Gruppi armati che operano nel comune di Chenalhó hanno bloccato le tre possibili vie d’uscita verso le città di Pántelo e San Cristóbal (capoluogo dello stato messicano di Chiapas), provocando lo spostamento di cinque mila indigeni, che si sono stabiliti in condizioni precarie sulle alte montagne del comune di Chalchihuitán, a 46 km dalla capitale dello stato di Chiapas. Il motivo di questa ondata di rifugiati è la protesta per terre e limiti territoriali derivata da un conflitto agrario che è iniziato nel 1974, e che fino ad oggi non si è potuto risolvere, ha spiegato al settimanale “Desde la fe” il sacerdote Marcelo Pérez, incaricato della Pastorale Sociale nella Diocesi di San Cristóbal de las Casas.
Il sacerdote ha ricordato che il conflitto dura da più di quarant’anni, ed è dovuto al non rispetto dei confini storici e naturali contrassegnati dal fiume che divide i paesi; al comune di Chalchihuitán venne assegnata la maggior parte del territorio e questo generò disaccordo con il vicino comune di Chenalhó.
Il parroco della chiesa di Sant’Antonio di Padova, della località di Simojovel, a due ore e mezza al nord della capitale chiapaneca, è stato qualche giorno fa negli accampamenti per documentare l’accaduto e, al constatare le proporzioni della crisi, ha deciso di sollecitare l’aiuto delle comunità dei villaggi e del popolo del Messico in generale, chiedendo viveri, medicinali e, soprattutto, coperte e vestiti. “É urgente la presenza di medici per assistere le gravidanze, i bambini e gli anziani”, ha dichiarato. Ha poi sottolineato che la situazione è critica: le persone non hanno potuto portare con sé neppure gli oggetti personali essendo dovuti scappare in fretta e furia perché gli bruciavano le case e li minacciavano a punta di pistola. Per questo, bambini, donne (molte di loro incinte) uomini e persone anziane di otto comunità di Chalchihuitán si trovano a vivere alle intemperie, in condizioni critiche, in luoghi dove di notte si abbassa molto la temperatura, senza accesso ad alimenti, medicine e rifugio, che complica molto la situazione. “Caritas del Messico sta coordinando con le Caritas delle città di Coatzacoalcos e Tuxtla Gutiérrez l’invio dei viveri”. Padre Pérez ha anche fatto presente che a causa della distanza e delle difficoltà del terreno, la forma più comoda di appoggiare questi rifugiati è attraverso le Caritas vicine allo Stato di Chiapas. Ha poi chiarito che “l’unica via che al momento non è stata bloccata è il paese di Simojuvel, da dove possono arrivare gli aiuti umanitari”. Si è poi detto convinto che l’unica soluzione alternativa di questo conflitto è il dialogo, il miglior cammino verso la pace, che dev’essere sostenuto da entrambe le parti e dal governo, senza escludere una possibile mediazione di una istituzione che goda di autorità morale, come fece a suo tempo Don Samuel Ruiz, difensore dei diritti dei popoli indigeni del Messico e dell’America Latina, tra il governo e l’Esercito Zapatista. In questo modo -ha dichiarato padre Pérez- si potrà ripensare e costruire una soluzione migliore: il governo ha dialogato molte volte e ha proposto soluzioni analgesiche come l’aspirina che calmano momentaneamente il malessere, ma poi il conflitto si riaccende; la Chiesa e alcune ONG possono intervenire e svolgere una mediazione, ma questo significa che gli organismi che vi partecipano devono essere accettati da entrambi i gruppi, perché possano intervenire con una qualche efficacia nei momenti di tensione.
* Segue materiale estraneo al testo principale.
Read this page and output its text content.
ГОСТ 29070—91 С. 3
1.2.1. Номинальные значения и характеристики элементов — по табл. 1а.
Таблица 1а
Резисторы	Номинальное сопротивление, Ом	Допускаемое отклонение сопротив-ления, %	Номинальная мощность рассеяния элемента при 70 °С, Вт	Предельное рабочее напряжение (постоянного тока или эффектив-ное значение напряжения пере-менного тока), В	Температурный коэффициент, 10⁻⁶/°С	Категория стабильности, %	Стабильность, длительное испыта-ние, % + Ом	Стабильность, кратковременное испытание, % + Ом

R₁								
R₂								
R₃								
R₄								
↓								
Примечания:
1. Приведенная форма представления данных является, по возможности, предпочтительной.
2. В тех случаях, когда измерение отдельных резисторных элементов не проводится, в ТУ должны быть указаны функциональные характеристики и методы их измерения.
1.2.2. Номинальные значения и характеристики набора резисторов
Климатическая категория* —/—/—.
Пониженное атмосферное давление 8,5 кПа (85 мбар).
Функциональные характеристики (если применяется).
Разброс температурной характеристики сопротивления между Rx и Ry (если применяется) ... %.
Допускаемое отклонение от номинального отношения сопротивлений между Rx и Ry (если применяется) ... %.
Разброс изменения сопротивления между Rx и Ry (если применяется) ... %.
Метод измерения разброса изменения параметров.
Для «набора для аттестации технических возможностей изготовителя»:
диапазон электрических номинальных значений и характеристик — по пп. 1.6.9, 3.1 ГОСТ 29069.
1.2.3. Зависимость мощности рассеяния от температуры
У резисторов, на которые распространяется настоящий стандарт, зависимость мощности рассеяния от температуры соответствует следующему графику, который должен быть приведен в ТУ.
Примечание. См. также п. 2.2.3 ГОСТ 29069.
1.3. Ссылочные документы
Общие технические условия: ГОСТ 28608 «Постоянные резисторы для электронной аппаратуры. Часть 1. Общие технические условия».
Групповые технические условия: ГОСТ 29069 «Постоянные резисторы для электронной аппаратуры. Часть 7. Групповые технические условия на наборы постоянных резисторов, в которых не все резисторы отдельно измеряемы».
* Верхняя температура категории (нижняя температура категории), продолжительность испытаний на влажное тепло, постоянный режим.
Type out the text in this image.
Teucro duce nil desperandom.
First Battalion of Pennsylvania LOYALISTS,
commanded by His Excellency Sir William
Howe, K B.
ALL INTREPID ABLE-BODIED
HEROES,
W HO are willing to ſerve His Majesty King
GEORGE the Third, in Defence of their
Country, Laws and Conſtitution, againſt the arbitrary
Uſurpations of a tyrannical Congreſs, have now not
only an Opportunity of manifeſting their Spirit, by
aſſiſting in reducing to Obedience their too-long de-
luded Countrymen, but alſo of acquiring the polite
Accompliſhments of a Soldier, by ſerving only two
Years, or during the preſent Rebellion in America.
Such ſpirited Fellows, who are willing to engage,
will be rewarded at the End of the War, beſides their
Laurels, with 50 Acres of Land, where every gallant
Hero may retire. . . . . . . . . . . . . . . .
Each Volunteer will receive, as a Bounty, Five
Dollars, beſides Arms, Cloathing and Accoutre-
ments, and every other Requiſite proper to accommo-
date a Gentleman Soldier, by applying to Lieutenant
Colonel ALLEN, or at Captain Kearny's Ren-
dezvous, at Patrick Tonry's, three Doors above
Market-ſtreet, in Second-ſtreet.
Da notare che padre Marcelo Pérez è un indigeno tsotsil, ed è l’incaricato di preparare la messa di Papa Francesco in Chiapas e di tradurre l’omelia che pronuncerà al dialetto tsotsil; ha anche organizzato vari pellegrinaggi per protestare contro la situazione attuale della regione caratterizzata dalla carenza dei servizi di salute, povertà, politici corrotti, alti livelli di violenza e commercio illegale di armi e di droghe; la sua azione è stata riconosciuta con il premio jCanan Lum, dovuto al suo impegno nella lotta contro la corruzione e a favore dei diritti sociali.